Ms. Kolesnikova is one of three women who assumed leadership of the protests when the men they supported were barred from running in the presidential election. Svetlana Tikhanovskaya, the wife of a prominent blogger who was jailed after announcing his candidacy, entered the race and drew huge crowds of supporters. When official results of the Aug. 8 vote were announced, she was assigned only about 10 percent of the vote, to Mr. Lukashenko’s 80-plus, though unofficial exit polls indicated that she garnered far more and may have won.

Threatened with prison and separation from her children, Ms. Tikhanovskaya was forced to leave Belarus for Lithuania. The third of the women, Veronika Tsepkalo, wife of a former ambassador to the United States, is in Poland.

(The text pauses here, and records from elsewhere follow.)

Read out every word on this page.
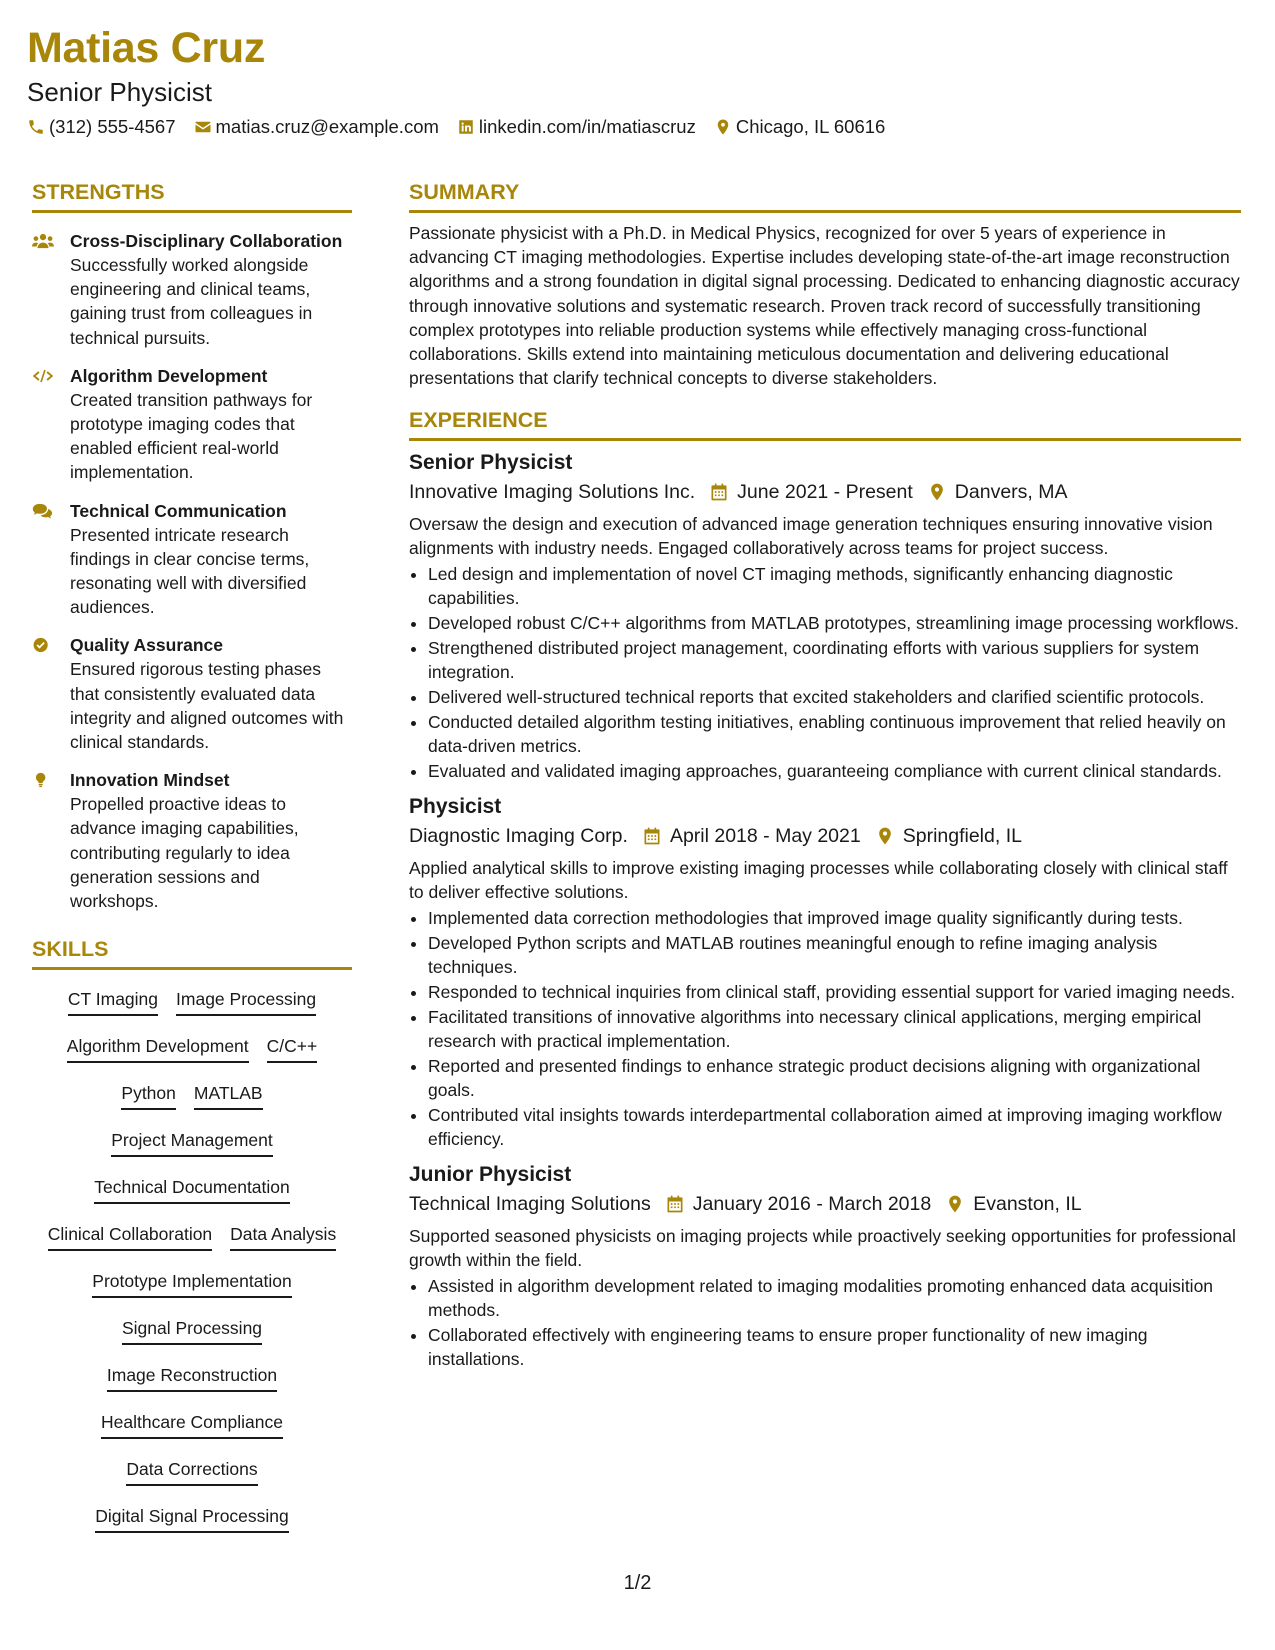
Matias Cruz
Senior Physicist
(312) 555-4567 matias.cruz@example.com linkedin.com/in/matiascruz Chicago, IL 60616
STRENGTHS
Cross-Disciplinary Collaboration
Successfully worked alongside engineering and clinical teams, gaining trust from colleagues in technical pursuits.
Algorithm Development
Created transition pathways for prototype imaging codes that enabled efficient real-world implementation.
Technical Communication
Presented intricate research findings in clear concise terms, resonating well with diversified audiences.
Quality Assurance
Ensured rigorous testing phases that consistently evaluated data integrity and aligned outcomes with clinical standards.
Innovation Mindset
Propelled proactive ideas to advance imaging capabilities, contributing regularly to idea generation sessions and workshops.
SKILLS
CT Imaging Image Processing
Algorithm Development C/C++
Python MATLAB
Project Management
Technical Documentation
Clinical Collaboration Data Analysis
Prototype Implementation
Signal Processing
Image Reconstruction
Healthcare Compliance
Data Corrections
Digital Signal Processing
SUMMARY
Passionate physicist with a Ph.D. in Medical Physics, recognized for over 5 years of experience in advancing CT imaging methodologies. Expertise includes developing state-of-the-art image reconstruction algorithms and a strong foundation in digital signal processing. Dedicated to enhancing diagnostic accuracy through innovative solutions and systematic research. Proven track record of successfully transitioning complex prototypes into reliable production systems while effectively managing cross-functional collaborations. Skills extend into maintaining meticulous documentation and delivering educational presentations that clarify technical concepts to diverse stakeholders.
EXPERIENCE
Senior Physicist
Innovative Imaging Solutions Inc. June 2021 - Present Danvers, MA
Oversaw the design and execution of advanced image generation techniques ensuring innovative vision alignments with industry needs. Engaged collaboratively across teams for project success.
• Led design and implementation of novel CT imaging methods, significantly enhancing diagnostic capabilities.
• Developed robust C/C++ algorithms from MATLAB prototypes, streamlining image processing workflows.
• Strengthened distributed project management, coordinating efforts with various suppliers for system integration.
• Delivered well-structured technical reports that excited stakeholders and clarified scientific protocols.
• Conducted detailed algorithm testing initiatives, enabling continuous improvement that relied heavily on data-driven metrics.
• Evaluated and validated imaging approaches, guaranteeing compliance with current clinical standards.
Physicist
Diagnostic Imaging Corp. April 2018 - May 2021 Springfield, IL
Applied analytical skills to improve existing imaging processes while collaborating closely with clinical staff to deliver effective solutions.
• Implemented data correction methodologies that improved image quality significantly during tests.
• Developed Python scripts and MATLAB routines meaningful enough to refine imaging analysis techniques.
• Responded to technical inquiries from clinical staff, providing essential support for varied imaging needs.
• Facilitated transitions of innovative algorithms into necessary clinical applications, merging empirical research with practical implementation.
• Reported and presented findings to enhance strategic product decisions aligning with organizational goals.
• Contributed vital insights towards interdepartmental collaboration aimed at improving imaging workflow efficiency.
Junior Physicist
Technical Imaging Solutions January 2016 - March 2018 Evanston, IL
Supported seasoned physicists on imaging projects while proactively seeking opportunities for professional growth within the field.
• Assisted in algorithm development related to imaging modalities promoting enhanced data acquisition methods.
• Collaborated effectively with engineering teams to ensure proper functionality of new imaging installations.
1/2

Whether the protesters can persevere when their leaders are systematically forced out remains to be seen. A small country of about 9.5 million people, Belarus has not known the nationalist or geopolitical passions of its far larger southern neighbor, Ukraine, and Mr. Lukashenko’s 25-year reign has not been seriously challenged until now. Though called “Europe’s last dictator” in the West and periodically slapped with sanctions by the European Union, he has been adept at maneuvering between the European Union and Russia.

It is precisely the simplicity of the protests that make them so compelling and so worthy of support. After a quarter-century of having no say in how they are ruled, the Belarusians declared that they’d had enough of Mr. Lukashenko and his lies and fake elections.

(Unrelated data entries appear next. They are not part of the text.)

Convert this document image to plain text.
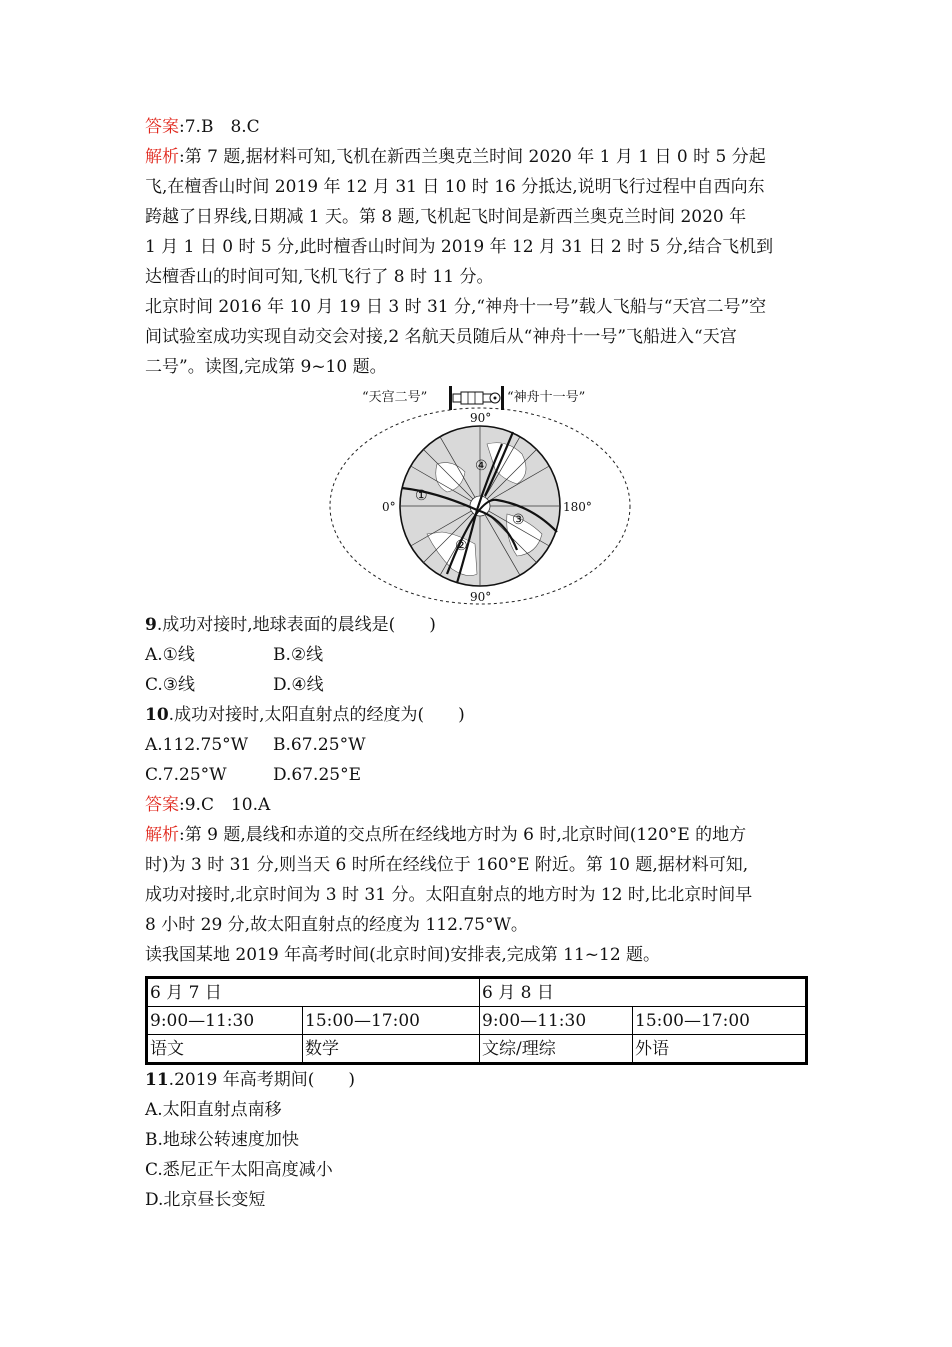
答案:7.B　8.C
解析:第 7 题,据材料可知,飞机在新西兰奥克兰时间 2020 年 1 月 1 日 0 时 5 分起
飞,在檀香山时间 2019 年 12 月 31 日 10 时 16 分抵达,说明飞行过程中自西向东
跨越了日界线,日期减 1 天。第 8 题,飞机起飞时间是新西兰奥克兰时间 2020 年
1 月 1 日 0 时 5 分,此时檀香山时间为 2019 年 12 月 31 日 2 时 5 分,结合飞机到
达檀香山的时间可知,飞机飞行了 8 时 11 分。
北京时间 2016 年 10 月 19 日 3 时 31 分,“神舟十一号”载人飞船与“天宫二号”空
间试验室成功实现自动交会对接,2 名航天员随后从“神舟十一号”飞船进入“天宫
二号”。读图,完成第 9~10 题。
“天宫二号”	“神舟十一号”
90°
90°
0°	180°
①
②
③
④
9.成功对接时,地球表面的晨线是(　　)
A.①线	B.②线
C.③线	D.④线
10.成功对接时,太阳直射点的经度为(　　)
A.112.75°W	B.67.25°W
C.7.25°W	D.67.25°E
答案:9.C　10.A
解析:第 9 题,晨线和赤道的交点所在经线地方时为 6 时,北京时间(120°E 的地方
时)为 3 时 31 分,则当天 6 时所在经线位于 160°E 附近。第 10 题,据材料可知,
成功对接时,北京时间为 3 时 31 分。太阳直射点的地方时为 12 时,比北京时间早
8 小时 29 分,故太阳直射点的经度为 112.75°W。
读我国某地 2019 年高考时间(北京时间)安排表,完成第 11~12 题。
6 月 7 日		6 月 8 日	
9:00—11:30	15:00—17:00	9:00—11:30	15:00—17:00
语文	数学	文综/理综	外语
11.2019 年高考期间(　　)
A.太阳直射点南移
B.地球公转速度加快
C.悉尼正午太阳高度减小
D.北京昼长变短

The protesters have not reached out to the European Union, NATO or the United States for support. The men who tried to run against Mr. Lukashenko, and the women who tried to take their place, were not activists or dissidents like Mr. Navalny in neighboring Russia — they were a popular blogger, a former ambassador to the United States, an oligarch, an English teacher and a musician.

Yet to Mr. Lukashenko, and more so to Mr. Putin, the notion of allowing people to choose their government is anathema. In Mr. Putin’s vision, Russia, Ukraine and Belarus were the core of the Soviet empire, and already one republic has slipped the coop. A free and democratic election in Belarus would not only risk a government with different ideas, but could serve as an inspiration to Russians to follow suit. One possible reason for poisoning Mr. Navalny was his public sympathy for the Belarusian demonstrators.

Mr. Lukashenko is scheduled to visit Mr. Putin soon in Moscow, and he may find that the Kremlin is prepared to dump him in an attempt to calm the waters in Belarus. Moscow may also try to draw the European Union into some form of dialogue that would give a patina of legitimacy to Russia’s search for a way to resolve the crisis to its advantage.

That must not be the European Union’s role, or America’s. Any Western participation in a Russian-controlled transition would support Mr. Lukashenko’s and Mr. Putin’s claim that the street protests are the work of “foreign enemies.” That would amount to a betrayal of what the Belarusians seek and hope for. If there is to be any dialogue, it must be with the opposition as a full participant.

The West’s role — that of governments, human rights organizations and the social media-wielding public — is to demonstrate to the many courageous people who cast their ballots for Ms. Tikhonovskaya, and who have braved beatings and arrest simply to demand that these be counted, that free people everywhere are on their side and support their demand for new elections, the release of all detainees and the return of opposition leaders who have been driven into exile.

The message ought to be underscored by serious personal sanctions — frozen foreign bank accounts, travel bans and the like — against Mr. Lukashenko’s cronies and those who falsified the election results and then cruelly abused those who dared to protest.